Esta informação foi avançada pela directora de Fundos e Comunicação das Aldeias Infantis SOS, Indira Mascarenhas, em entrevista à Inforpress, quando fazia o balanço da campanha de angariação de fundo levada a cabo pelas Aldeias Infantis SOS de Cabo Verde.

A acção, que teve como objectivo a angariação de donativos para assegurar a continuidade dos cuidados prestados às cerca de 200 crianças tem, segundo esta responsável, um balanço “extremamente positivo”, tendo ressalvado que a mesma atingiu até ao momento os 50% do orçamento previsto.

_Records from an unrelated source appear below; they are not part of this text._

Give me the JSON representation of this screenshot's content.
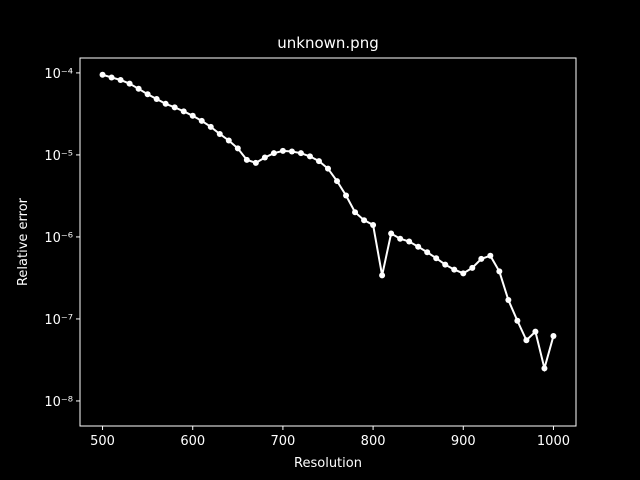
{
  "chart_data": {
    "type": "line",
    "title": "unknown.png",
    "xlabel": "Resolution",
    "ylabel": "Relative error",
    "log_y": true,
    "color": "#ffffff",
    "x": [
      500,
      510,
      520,
      530,
      540,
      550,
      560,
      570,
      580,
      590,
      600,
      610,
      620,
      630,
      640,
      650,
      660,
      670,
      680,
      690,
      700,
      710,
      720,
      730,
      740,
      750,
      760,
      770,
      780,
      790,
      800,
      810,
      820,
      830,
      840,
      850,
      860,
      870,
      880,
      890,
      900,
      910,
      920,
      930,
      940,
      950,
      960,
      970,
      980,
      990,
      1000
    ],
    "values": [
      9.5e-05,
      8.8e-05,
      8.2e-05,
      7.4e-05,
      6.4e-05,
      5.5e-05,
      4.8e-05,
      4.2e-05,
      3.8e-05,
      3.4e-05,
      3e-05,
      2.6e-05,
      2.2e-05,
      1.8e-05,
      1.5e-05,
      1.2e-05,
      8.7e-06,
      8e-06,
      9.3e-06,
      1.05e-05,
      1.12e-05,
      1.1e-05,
      1.05e-05,
      9.6e-06,
      8.4e-06,
      6.8e-06,
      4.8e-06,
      3.2e-06,
      2e-06,
      1.6e-06,
      1.4e-06,
      3.4e-07,
      1.1e-06,
      9.5e-07,
      8.8e-07,
      7.6e-07,
      6.5e-07,
      5.5e-07,
      4.6e-07,
      4e-07,
      3.6e-07,
      4.2e-07,
      5.4e-07,
      5.9e-07,
      3.8e-07,
      1.7e-07,
      9.5e-08,
      5.5e-08,
      7e-08,
      2.5e-08,
      6.2e-08
    ],
    "xlim": [
      475,
      1025
    ],
    "xticks": [
      500,
      600,
      700,
      800,
      900,
      1000
    ],
    "ylim": [
      4.95e-09,
      0.000152
    ],
    "yticks": [
      {
        "value": 1e-08,
        "label": "10⁻⁸"
      },
      {
        "value": 1e-07,
        "label": "10⁻⁷"
      },
      {
        "value": 1e-06,
        "label": "10⁻⁶"
      },
      {
        "value": 1e-05,
        "label": "10⁻⁵"
      },
      {
        "value": 0.0001,
        "label": "10⁻⁴"
      }
    ]
  }
}
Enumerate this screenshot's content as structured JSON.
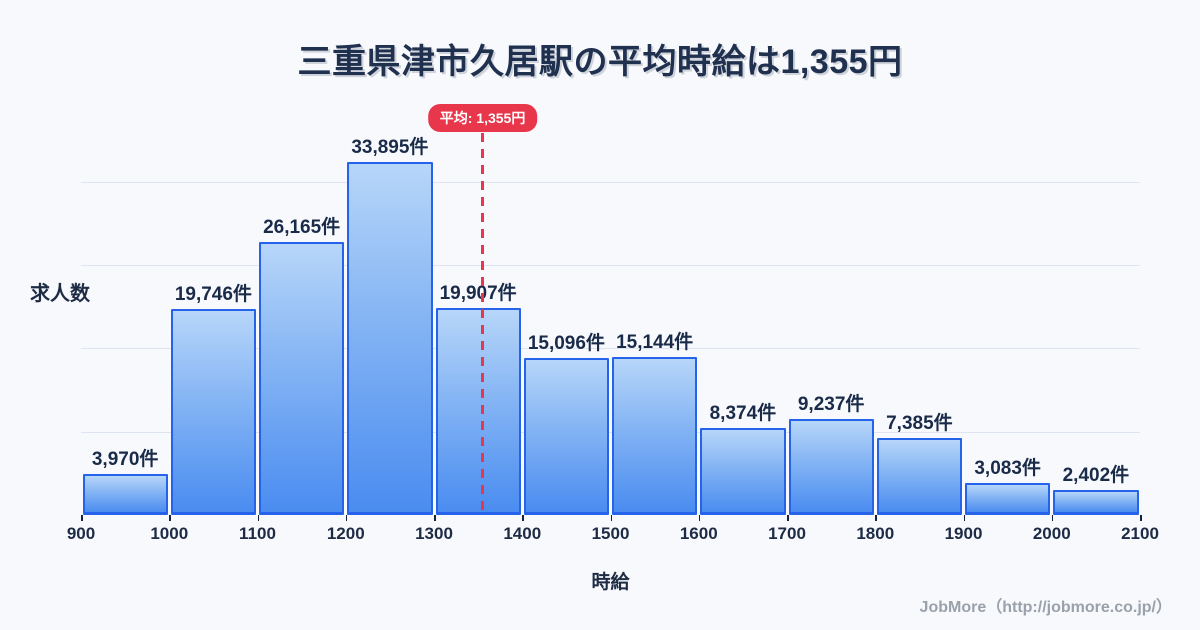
{
  "title": "三重県津市久居駅の平均時給は1,355円",
  "y_axis_label": "求人数",
  "x_axis_label": "時給",
  "footer": "JobMore（http://jobmore.co.jp/）",
  "average_badge_label": "平均: 1,355円",
  "colors": {
    "background": "#f7f9fc",
    "title_text": "#20304f",
    "bar_border": "#2563eb",
    "bar_fill_top": "#b7d6f9",
    "bar_fill_bottom": "#4a8cf0",
    "average_red": "#e8374a",
    "gridline": "#dfe5f0",
    "footer_text": "#9aa1ab"
  },
  "chart_data": {
    "type": "bar",
    "title": "三重県津市久居駅の平均時給は1,355円",
    "xlabel": "時給",
    "ylabel": "求人数",
    "bin_edges": [
      900,
      1000,
      1100,
      1200,
      1300,
      1400,
      1500,
      1600,
      1700,
      1800,
      1900,
      2000,
      2100
    ],
    "values": [
      3970,
      19746,
      26165,
      33895,
      19907,
      15096,
      15144,
      8374,
      9237,
      7385,
      3083,
      2402
    ],
    "value_labels": [
      "3,970件",
      "19,746件",
      "26,165件",
      "33,895件",
      "19,907件",
      "15,096件",
      "15,144件",
      "8,374件",
      "9,237件",
      "7,385件",
      "3,083件",
      "2,402件"
    ],
    "average": 1355,
    "average_label": "平均: 1,355円",
    "xlim": [
      900,
      2100
    ],
    "ylim": [
      0,
      36000
    ],
    "gridlines_y": [
      8000,
      16000,
      24000,
      32000
    ],
    "grid": true,
    "legend": false
  }
}
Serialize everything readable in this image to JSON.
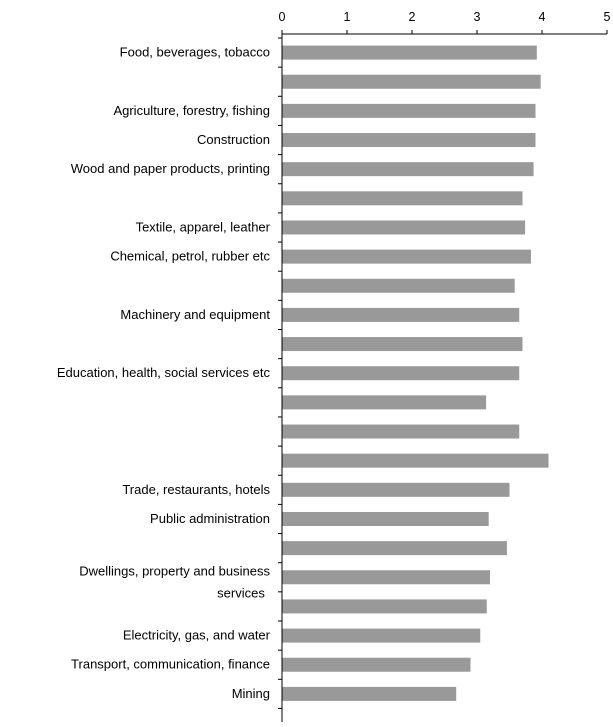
{
  "chart_data": {
    "type": "bar",
    "orientation": "horizontal",
    "title": "",
    "xlabel": "",
    "ylabel": "",
    "xlim": [
      0,
      5
    ],
    "x_ticks": [
      "0",
      "1",
      "2",
      "3",
      "4",
      "5"
    ],
    "x_axis_position": "top",
    "grid": false,
    "legend": "none",
    "bar_color": "#999999",
    "categories": [
      "Food, beverages, tobacco",
      "",
      "Agriculture, forestry, fishing",
      "Construction",
      "Wood and paper products, printing",
      "",
      "Textile, apparel, leather",
      "Chemical, petrol, rubber etc",
      "",
      "Machinery and equipment",
      "",
      "Education, health, social services etc",
      "",
      "",
      "",
      "Trade, restaurants, hotels",
      "Public administration",
      "",
      "Dwellings, property and business services",
      "",
      "Electricity, gas, and water",
      "Transport, communication, finance",
      "Mining"
    ],
    "values": [
      3.92,
      3.98,
      3.9,
      3.9,
      3.87,
      3.7,
      3.74,
      3.83,
      3.58,
      3.65,
      3.7,
      3.65,
      3.14,
      3.65,
      4.1,
      3.5,
      3.18,
      3.46,
      3.2,
      3.15,
      3.05,
      2.9,
      2.68
    ]
  }
}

“Tivemos o engajamento da nossa madrinha primeira dama, que mobilizou a comunidade cabo-verdiana residente nos EUA, que nos deram um excelente apoio, mas também tivemos a contribuição de doadores anónimos que fizeram doações através do nosso web site”, disse, avançando que a referida campanha foi estendida até ao final do mês em curso.

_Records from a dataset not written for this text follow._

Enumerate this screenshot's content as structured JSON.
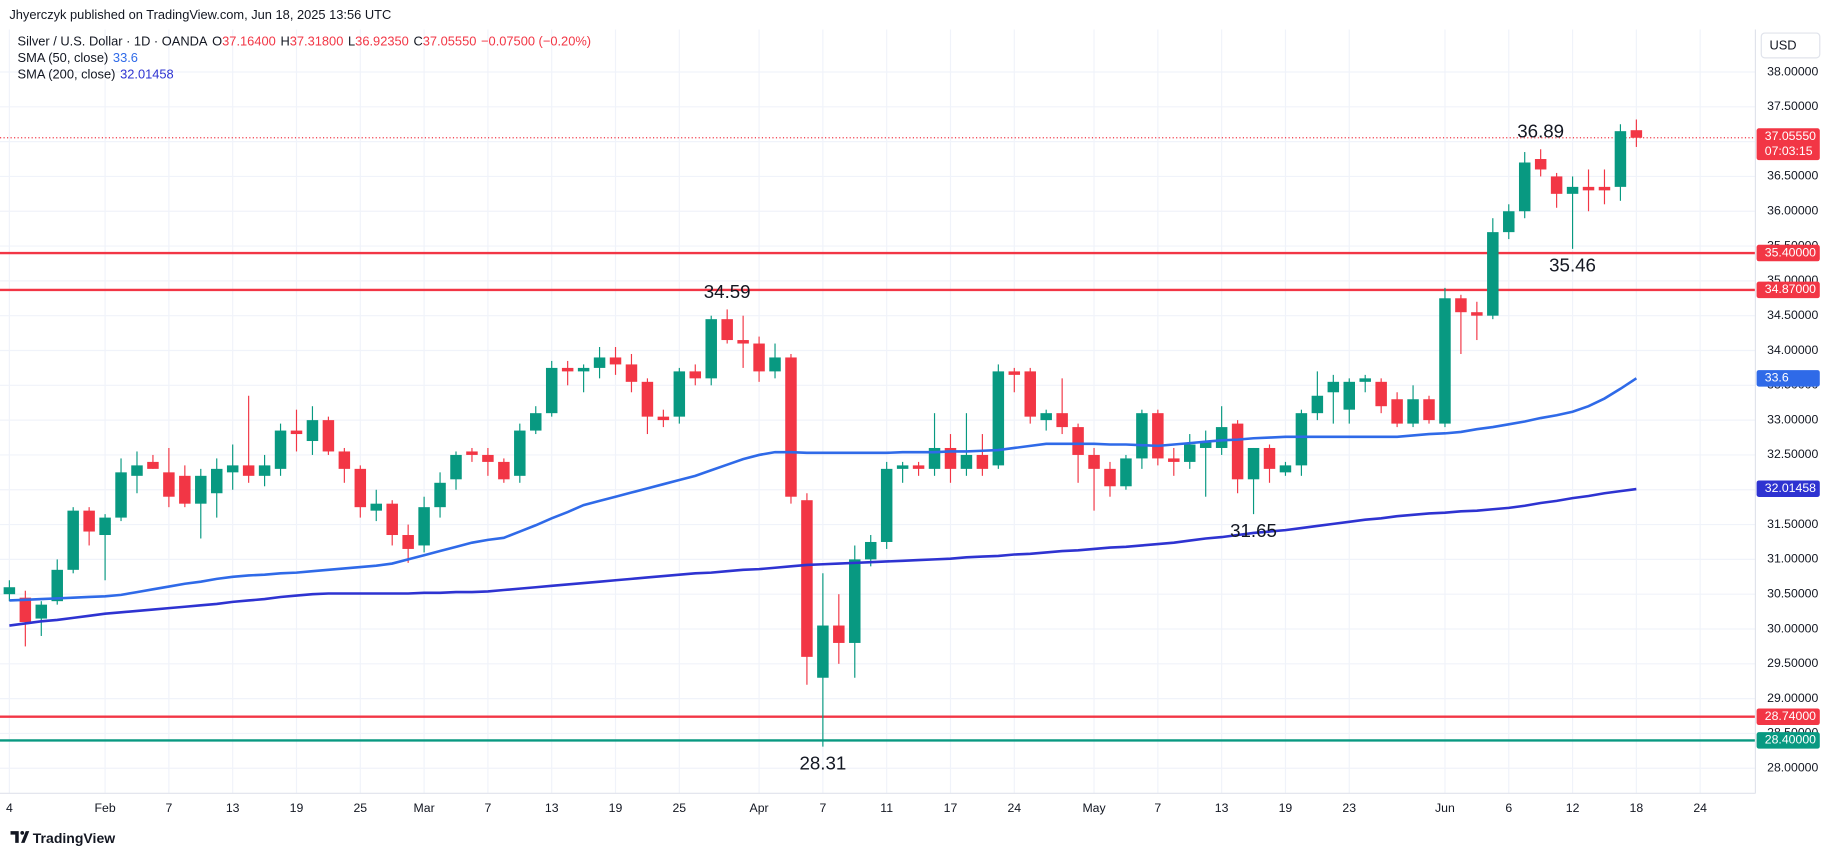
{
  "header": {
    "publisher": "Jhyerczyk published on TradingView.com, Jun 18, 2025 13:56 UTC",
    "symbol": "Silver / U.S. Dollar · 1D · OANDA",
    "ohlc": [
      {
        "key": "O",
        "label": "37.16400"
      },
      {
        "key": "H",
        "label": "37.31800"
      },
      {
        "key": "L",
        "label": "36.92350"
      },
      {
        "key": "C",
        "label": "37.05550"
      }
    ],
    "change": "−0.07500 (−0.20%)",
    "currency": "USD",
    "brand": "TradingView"
  },
  "chart_data": {
    "type": "candlestick",
    "up_color": "#089981",
    "down_color": "#f23645",
    "grid": true,
    "categories": [
      "4",
      null,
      null,
      null,
      null,
      null,
      "Feb",
      null,
      null,
      null,
      "7",
      null,
      null,
      null,
      "13",
      null,
      null,
      null,
      "19",
      null,
      null,
      null,
      "25",
      null,
      null,
      null,
      "Mar",
      null,
      null,
      null,
      "7",
      null,
      null,
      null,
      "13",
      null,
      null,
      null,
      "19",
      null,
      null,
      null,
      "25",
      null,
      null,
      null,
      null,
      "Apr",
      null,
      null,
      null,
      "7",
      null,
      null,
      null,
      "11",
      null,
      null,
      null,
      "17",
      null,
      null,
      null,
      "24",
      null,
      null,
      null,
      null,
      "May",
      null,
      null,
      null,
      "7",
      null,
      null,
      null,
      "13",
      null,
      null,
      null,
      "19",
      null,
      null,
      null,
      "23",
      null,
      null,
      null,
      null,
      null,
      "Jun",
      null,
      null,
      null,
      "6",
      null,
      null,
      null,
      "12",
      null,
      null,
      null,
      "18",
      null,
      null,
      null,
      "24",
      null,
      null,
      null
    ],
    "open": [
      30.5,
      30.45,
      30.15,
      30.4,
      30.85,
      31.7,
      31.35,
      31.6,
      32.2,
      32.4,
      32.25,
      32.2,
      31.8,
      31.95,
      32.25,
      32.35,
      32.2,
      32.3,
      32.85,
      32.7,
      33.0,
      32.55,
      32.3,
      31.7,
      31.8,
      31.35,
      31.2,
      31.75,
      32.15,
      32.55,
      32.5,
      32.4,
      32.2,
      32.85,
      33.1,
      33.75,
      33.7,
      33.75,
      33.9,
      33.8,
      33.55,
      33.05,
      33.05,
      33.7,
      33.6,
      34.45,
      34.15,
      34.1,
      33.7,
      33.9,
      31.85,
      29.3,
      30.05,
      29.8,
      31.0,
      31.25,
      32.3,
      32.35,
      32.3,
      32.6,
      32.3,
      32.5,
      32.35,
      33.7,
      33.7,
      33.0,
      33.1,
      32.9,
      32.5,
      32.3,
      32.05,
      32.45,
      33.1,
      32.45,
      32.4,
      32.6,
      32.6,
      32.95,
      32.15,
      32.6,
      32.25,
      32.35,
      33.1,
      33.4,
      33.15,
      33.55,
      33.55,
      33.3,
      32.95,
      33.3,
      32.95,
      34.75,
      34.55,
      34.5,
      35.7,
      36.0,
      36.75,
      36.5,
      36.25,
      36.35,
      36.35,
      36.35,
      37.164,
      null,
      null,
      null,
      null,
      null,
      null,
      null
    ],
    "high": [
      30.7,
      30.55,
      30.4,
      31.0,
      31.75,
      31.75,
      31.65,
      32.45,
      32.55,
      32.5,
      32.6,
      32.35,
      32.3,
      32.45,
      32.65,
      33.35,
      32.5,
      32.95,
      33.15,
      33.2,
      33.05,
      32.6,
      32.35,
      32.0,
      31.85,
      31.5,
      31.9,
      32.25,
      32.55,
      32.6,
      32.6,
      32.45,
      32.95,
      33.2,
      33.85,
      33.85,
      33.8,
      34.05,
      34.05,
      33.95,
      33.6,
      33.15,
      33.75,
      33.8,
      34.5,
      34.59,
      34.5,
      34.2,
      34.1,
      33.95,
      31.95,
      30.8,
      30.5,
      31.2,
      31.35,
      32.4,
      32.4,
      32.4,
      33.1,
      32.8,
      33.1,
      32.8,
      33.8,
      33.75,
      33.75,
      33.15,
      33.6,
      32.95,
      32.6,
      32.4,
      32.5,
      33.15,
      33.15,
      32.6,
      32.8,
      32.85,
      33.2,
      33.0,
      32.6,
      32.65,
      32.4,
      33.15,
      33.7,
      33.65,
      33.6,
      33.65,
      33.6,
      33.4,
      33.5,
      33.35,
      34.9,
      34.8,
      34.7,
      35.9,
      36.1,
      36.85,
      36.89,
      36.55,
      36.5,
      36.6,
      36.6,
      37.25,
      37.318,
      null,
      null,
      null,
      null,
      null,
      null,
      null
    ],
    "low": [
      30.4,
      29.75,
      29.9,
      30.35,
      30.8,
      31.2,
      30.7,
      31.55,
      31.95,
      32.3,
      31.75,
      31.75,
      31.3,
      31.6,
      32.0,
      32.1,
      32.05,
      32.2,
      32.55,
      32.5,
      32.5,
      32.1,
      31.6,
      31.55,
      31.2,
      30.95,
      31.1,
      31.6,
      32.0,
      32.4,
      32.2,
      32.1,
      32.1,
      32.8,
      33.05,
      33.5,
      33.4,
      33.6,
      33.65,
      33.4,
      32.8,
      32.9,
      32.95,
      33.5,
      33.5,
      34.1,
      33.75,
      33.55,
      33.6,
      31.8,
      29.2,
      28.31,
      29.5,
      29.3,
      30.9,
      31.15,
      32.1,
      32.2,
      32.2,
      32.1,
      32.2,
      32.2,
      32.3,
      33.4,
      32.95,
      32.85,
      32.8,
      32.1,
      31.7,
      31.9,
      32.0,
      32.3,
      32.35,
      32.2,
      32.3,
      31.9,
      32.5,
      31.95,
      31.65,
      32.1,
      32.2,
      32.2,
      33.0,
      32.95,
      32.95,
      33.4,
      33.1,
      32.9,
      32.9,
      32.95,
      32.9,
      33.95,
      34.15,
      34.45,
      35.6,
      35.9,
      36.5,
      36.05,
      35.46,
      36.0,
      36.1,
      36.15,
      36.9235,
      null,
      null,
      null,
      null,
      null,
      null,
      null
    ],
    "close": [
      30.6,
      30.1,
      30.35,
      30.85,
      31.7,
      31.4,
      31.6,
      32.25,
      32.35,
      32.3,
      31.9,
      31.8,
      32.2,
      32.3,
      32.35,
      32.2,
      32.35,
      32.85,
      32.8,
      33.0,
      32.55,
      32.3,
      31.75,
      31.8,
      31.35,
      31.15,
      31.75,
      32.1,
      32.5,
      32.5,
      32.4,
      32.15,
      32.85,
      33.1,
      33.75,
      33.7,
      33.75,
      33.9,
      33.8,
      33.55,
      33.05,
      33.0,
      33.7,
      33.6,
      34.45,
      34.15,
      34.1,
      33.7,
      33.9,
      31.9,
      29.6,
      30.05,
      29.8,
      31.0,
      31.25,
      32.3,
      32.35,
      32.3,
      32.6,
      32.3,
      32.5,
      32.3,
      33.7,
      33.65,
      33.05,
      33.1,
      32.9,
      32.5,
      32.3,
      32.05,
      32.45,
      33.1,
      32.45,
      32.4,
      32.65,
      32.7,
      32.9,
      32.15,
      32.6,
      32.3,
      32.35,
      33.1,
      33.35,
      33.55,
      33.55,
      33.6,
      33.2,
      32.95,
      33.3,
      33.0,
      34.75,
      34.55,
      34.5,
      35.7,
      36.0,
      36.7,
      36.6,
      36.25,
      36.35,
      36.3,
      36.3,
      37.15,
      37.0555,
      null,
      null,
      null,
      null,
      null,
      null,
      null
    ],
    "series": [
      {
        "name": "SMA (50, close)",
        "color": "#2f6ae8",
        "last_value": 33.6,
        "values": [
          30.41,
          30.42,
          30.43,
          30.44,
          30.45,
          30.46,
          30.47,
          30.49,
          30.53,
          30.57,
          30.61,
          30.65,
          30.68,
          30.72,
          30.75,
          30.77,
          30.78,
          30.8,
          30.81,
          30.83,
          30.85,
          30.87,
          30.89,
          30.91,
          30.94,
          31.0,
          31.06,
          31.12,
          31.18,
          31.24,
          31.28,
          31.31,
          31.4,
          31.49,
          31.59,
          31.68,
          31.78,
          31.84,
          31.9,
          31.96,
          32.02,
          32.08,
          32.14,
          32.2,
          32.28,
          32.36,
          32.44,
          32.5,
          32.54,
          32.54,
          32.53,
          32.53,
          32.53,
          32.53,
          32.53,
          32.53,
          32.54,
          32.54,
          32.54,
          32.55,
          32.55,
          32.56,
          32.57,
          32.6,
          32.63,
          32.66,
          32.66,
          32.66,
          32.66,
          32.65,
          32.65,
          32.64,
          32.63,
          32.65,
          32.67,
          32.69,
          32.71,
          32.72,
          32.74,
          32.75,
          32.76,
          32.76,
          32.76,
          32.76,
          32.76,
          32.76,
          32.76,
          32.76,
          32.78,
          32.8,
          32.81,
          32.83,
          32.87,
          32.9,
          32.94,
          32.98,
          33.03,
          33.07,
          33.12,
          33.2,
          33.31,
          33.45,
          33.6,
          null,
          null,
          null,
          null,
          null,
          null,
          null
        ]
      },
      {
        "name": "SMA (200, close)",
        "color": "#2e33d1",
        "last_value": 32.01458,
        "values": [
          30.05,
          30.08,
          30.11,
          30.13,
          30.16,
          30.19,
          30.22,
          30.24,
          30.26,
          30.28,
          30.3,
          30.32,
          30.34,
          30.36,
          30.39,
          30.41,
          30.43,
          30.46,
          30.48,
          30.5,
          30.51,
          30.51,
          30.51,
          30.51,
          30.51,
          30.51,
          30.52,
          30.52,
          30.53,
          30.53,
          30.54,
          30.56,
          30.58,
          30.6,
          30.62,
          30.64,
          30.66,
          30.68,
          30.7,
          30.72,
          30.74,
          30.76,
          30.78,
          30.8,
          30.81,
          30.83,
          30.85,
          30.86,
          30.88,
          30.9,
          30.92,
          30.93,
          30.94,
          30.95,
          30.96,
          30.97,
          30.98,
          30.99,
          31.0,
          31.01,
          31.03,
          31.04,
          31.05,
          31.07,
          31.08,
          31.1,
          31.12,
          31.13,
          31.15,
          31.17,
          31.18,
          31.2,
          31.22,
          31.24,
          31.27,
          31.3,
          31.32,
          31.35,
          31.38,
          31.4,
          31.42,
          31.45,
          31.48,
          31.51,
          31.54,
          31.57,
          31.59,
          31.62,
          31.64,
          31.66,
          31.67,
          31.69,
          31.7,
          31.72,
          31.74,
          31.77,
          31.81,
          31.84,
          31.88,
          31.91,
          31.95,
          31.98,
          32.01,
          null,
          null,
          null,
          null,
          null,
          null,
          null
        ]
      }
    ],
    "ylim": [
      27.64,
      38.61
    ],
    "yticks": [
      {
        "value": 28,
        "label": "28.00000"
      },
      {
        "value": 28.5,
        "label": "28.50000"
      },
      {
        "value": 29,
        "label": "29.00000"
      },
      {
        "value": 29.5,
        "label": "29.50000"
      },
      {
        "value": 30,
        "label": "30.00000"
      },
      {
        "value": 30.5,
        "label": "30.50000"
      },
      {
        "value": 31,
        "label": "31.00000"
      },
      {
        "value": 31.5,
        "label": "31.50000"
      },
      {
        "value": 32,
        "label": "32.00000"
      },
      {
        "value": 32.5,
        "label": "32.50000"
      },
      {
        "value": 33,
        "label": "33.00000"
      },
      {
        "value": 33.5,
        "label": "33.50000"
      },
      {
        "value": 34,
        "label": "34.00000"
      },
      {
        "value": 34.5,
        "label": "34.50000"
      },
      {
        "value": 35,
        "label": "35.00000"
      },
      {
        "value": 35.5,
        "label": "35.50000"
      },
      {
        "value": 36,
        "label": "36.00000"
      },
      {
        "value": 36.5,
        "label": "36.50000"
      },
      {
        "value": 37,
        "label": "37.00000"
      },
      {
        "value": 37.5,
        "label": "37.50000"
      },
      {
        "value": 38,
        "label": "38.00000"
      }
    ],
    "levels": [
      {
        "value": 35.4,
        "label": "35.40000",
        "color": "#f23645"
      },
      {
        "value": 34.87,
        "label": "34.87000",
        "color": "#f23645"
      },
      {
        "value": 28.74,
        "label": "28.74000",
        "color": "#f23645"
      },
      {
        "value": 28.4,
        "label": "28.40000",
        "color": "#089981"
      }
    ],
    "last_price": {
      "value": 37.0555,
      "label": "37.05550",
      "countdown": "07:03:15",
      "color": "#f23645"
    },
    "annotations": [
      {
        "value": 36.89,
        "side": "above"
      },
      {
        "value": 35.46,
        "side": "below"
      },
      {
        "value": 34.59,
        "side": "above"
      },
      {
        "value": 31.65,
        "side": "below"
      },
      {
        "value": 28.31,
        "side": "below"
      }
    ]
  }
}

Conforme adiantou, conseguiram com isso mobilizar mais de 30 novos padrinhos durante o período da pandemia do novo coronavírus, anunciando que os mesmos voluntariamente aderiram à causa da referida aldeia e se predispuseram a contribuir regularmente para ajudar as crianças mais vulneráveis.

Informou, de igual modo, que a organização está a trabalhar numa agenda colaborativa a longo prazo com o Governo, sustentando que essa agenda irá permitir apoiar mais crianças nos próximos tempos.

Indira Mascarenhas apontou, por outro lado, a garantia do suporte psicológico às crianças das Aldeias Infantis SOS de Cabo Verde e o engajamento das cuidadoras e tias como o maior desafio durante o período de confinamento.

“Neste momento o nosso principal desafio é de suportar as crianças que não estão nas aldeias porque devido à pandemia muitas famílias sofreram um corte nos rendimentos e nossa preocupação é conseguir meios para beneficiar essas crianças, que se não forem atendidas a tempo poderão acabar por ir às aldeias e serem institucionalizadas”, revelou, indicando que isso abrange a cidade da Praia e ilhas de São Vicente, Sal e Boa Vista.

A campanha de angariação de fundos está estruturada por kits de cuidados essenciais, de modo a que cada doador possa escolher um kit e a forma como pretende ajudar e beneficiar crianças que vivem nas aldeias de Assomada e São Domingos, nas casas comunitárias de Santa Cruz e Tarrafal de Santiago, bem como às 35 famílias apoiadas pelo Centro Social do Mindelo.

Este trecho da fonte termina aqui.